The axillary nerve innervates the deltoid and teres minor.

The radial nerve innervates the posterior muscles of the arm and forearm Collateral branches of the brachial plexus:

The dorsal scapular nerve innervates rhomboid major and minor.

The long thoracic nerve innervates serratus anterior.

The suprascapular nerve innervates supraspinatus and infraspinatus

The lateral pectoral nerve innervates pectoralis major

The medial pectoral nerve innervates pectoralis major and minor

The upper subscapular nerve innervates subscapularis

The thoracodorsal nerve innervates latissimus dorsi

The lower subscapular nerve innervates subscapularis and teres major the medial brachial cutaneous nerve innervates the skin of medial arm

The medial antebrachial cutaneous nerve innervates the skin of medial forearm

257. Gluteal region.

The Superficial Muscles

The superficial muscles in the gluteal region consist of the three glutei and the tensor fascia lata. They act mainly act to abduct and extend the lower limb at the hip joint.

Gluteus Maximus

The gluteus maximus is the largest of the gluteal muscles. It is also the most superficial, producing the shape of the buttocks.

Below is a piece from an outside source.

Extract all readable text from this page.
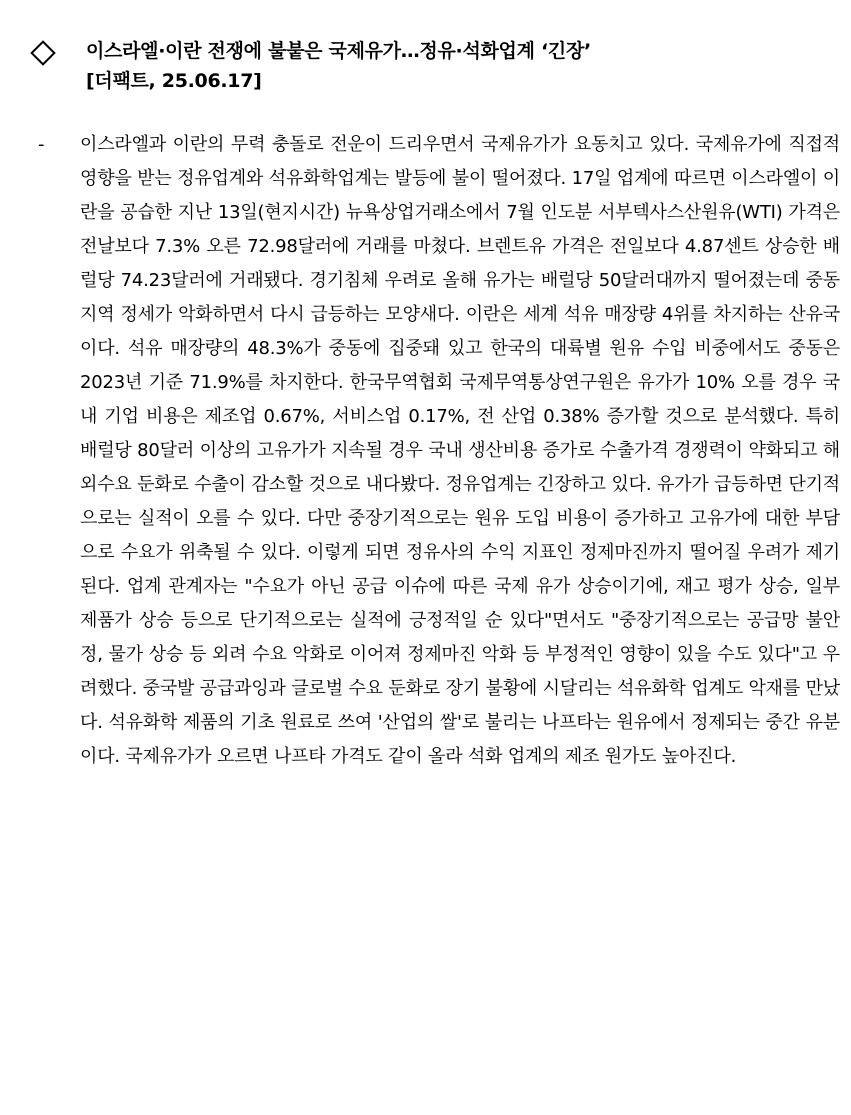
이스라엘·이란 전쟁에 불붙은 국제유가…정유·석화업계 ‘긴장’
[더팩트, 25.06.17]
-	이스라엘과 이란의 무력 충돌로 전운이 드리우면서 국제유가가 요동치고 있다. 국제유가에 직접적 영향을 받는 정유업계와 석유화학업계는 발등에 불이 떨어졌다. 17일 업계에 따르면 이스라엘이 이란을 공습한 지난 13일(현지시간) 뉴욕상업거래소에서 7월 인도분 서부텍사스산원유(WTI) 가격은 전날보다 7.3% 오른 72.98달러에 거래를 마쳤다. 브렌트유 가격은 전일보다 4.87센트 상승한 배럴당 74.23달러에 거래됐다. 경기침체 우려로 올해 유가는 배럴당 50달러대까지 떨어졌는데 중동 지역 정세가 악화하면서 다시 급등하는 모양새다. 이란은 세계 석유 매장량 4위를 차지하는 산유국이다. 석유 매장량의 48.3%가 중동에 집중돼 있고 한국의 대륙별 원유 수입 비중에서도 중동은 2023년 기준 71.9%를 차지한다. 한국무역협회 국제무역통상연구원은 유가가 10% 오를 경우 국내 기업 비용은 제조업 0.67%, 서비스업 0.17%, 전 산업 0.38% 증가할 것으로 분석했다. 특히 배럴당 80달러 이상의 고유가가 지속될 경우 국내 생산비용 증가로 수출가격 경쟁력이 약화되고 해외수요 둔화로 수출이 감소할 것으로 내다봤다. 정유업계는 긴장하고 있다. 유가가 급등하면 단기적으로는 실적이 오를 수 있다. 다만 중장기적으로는 원유 도입 비용이 증가하고 고유가에 대한 부담으로 수요가 위축될 수 있다. 이렇게 되면 정유사의 수익 지표인 정제마진까지 떨어질 우려가 제기된다. 업계 관계자는 "수요가 아닌 공급 이슈에 따른 국제 유가 상승이기에, 재고 평가 상승, 일부 제품가 상승 등으로 단기적으로는 실적에 긍정적일 순 있다"면서도 "중장기적으로는 공급망 불안정, 물가 상승 등 외려 수요 악화로 이어져 정제마진 악화 등 부정적인 영향이 있을 수도 있다"고 우려했다. 중국발 공급과잉과 글로벌 수요 둔화로 장기 불황에 시달리는 석유화학 업계도 악재를 만났다. 석유화학 제품의 기초 원료로 쓰여 '산업의 쌀'로 불리는 나프타는 원유에서 정제되는 중간 유분이다. 국제유가가 오르면 나프타 가격도 같이 올라 석화 업계의 제조 원가도 높아진다.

Attachments: Originates from the gluteal (posterior) surface of the ilium, sacrum and coccyx. It slopes across the buttock at a 45-degree angle, then inserts into the iliotibial tract and the gluteal tuberosity of the femur.

Actions: It is the main extensor of the thigh and assists with lateral rotation. However, it is only used when force is required, such as running or climbing.

Innervation: Inferior gluteal nerve.

Gluteus Medius

The gluteus medius muscle is fan-shaped and lies between to the gluteus maximus and the mnimus. It is similar is shape and function to the gluteus minimus.

Attachments: Originates from the gluteal surface of the ilium and inserts into the lateral surface of the greater trochanter.

Actions: Abducts and medially rotates the lower limb. During locomotion, it secures the pelvis, preventing pelvic drop of the opposite limb. (Note: the posterior fibres of the gluteus medius are also thought to produce a small amount of lateral rotation).

Innervation: Superior gluteal nerve.

Gluteus Minimus

The gluteus minimus is the deepest and smallest of the superficial gluteal muscles. It is similar is shape and function to the gluteus medius.

Attachments: Originates from the ilium and converges to form a tendon, inserting to the anterior side of the greater trochanter.

Actions: Abducts and medially rotates the lower limb. During locomotion, it secures the pelvis, preventing pelvic drop of the opposite limb.

Innervation: Superior gluteal nerve.

Tensor Fascia Lata

Tensor fasciae lata is a small superficial muscle which lies towards the anterior edge of the iliac crest. It functions to tighten the fascia lata, and so abducts and medially rotates the lower limb.

Attachments: Originates from the anterior iliac crest, attaching to the anterior superior iliac spine (ASIS). It inserts into the iliotibial tract, which itself attaches to the lateral condyle of the tibia.

Actions: Assists the gluteus medius and minimus in abduction and medial rotation of the lower limb. It also plays a supportive role in the gait cycle. Innervation: Superior gluteal nerve.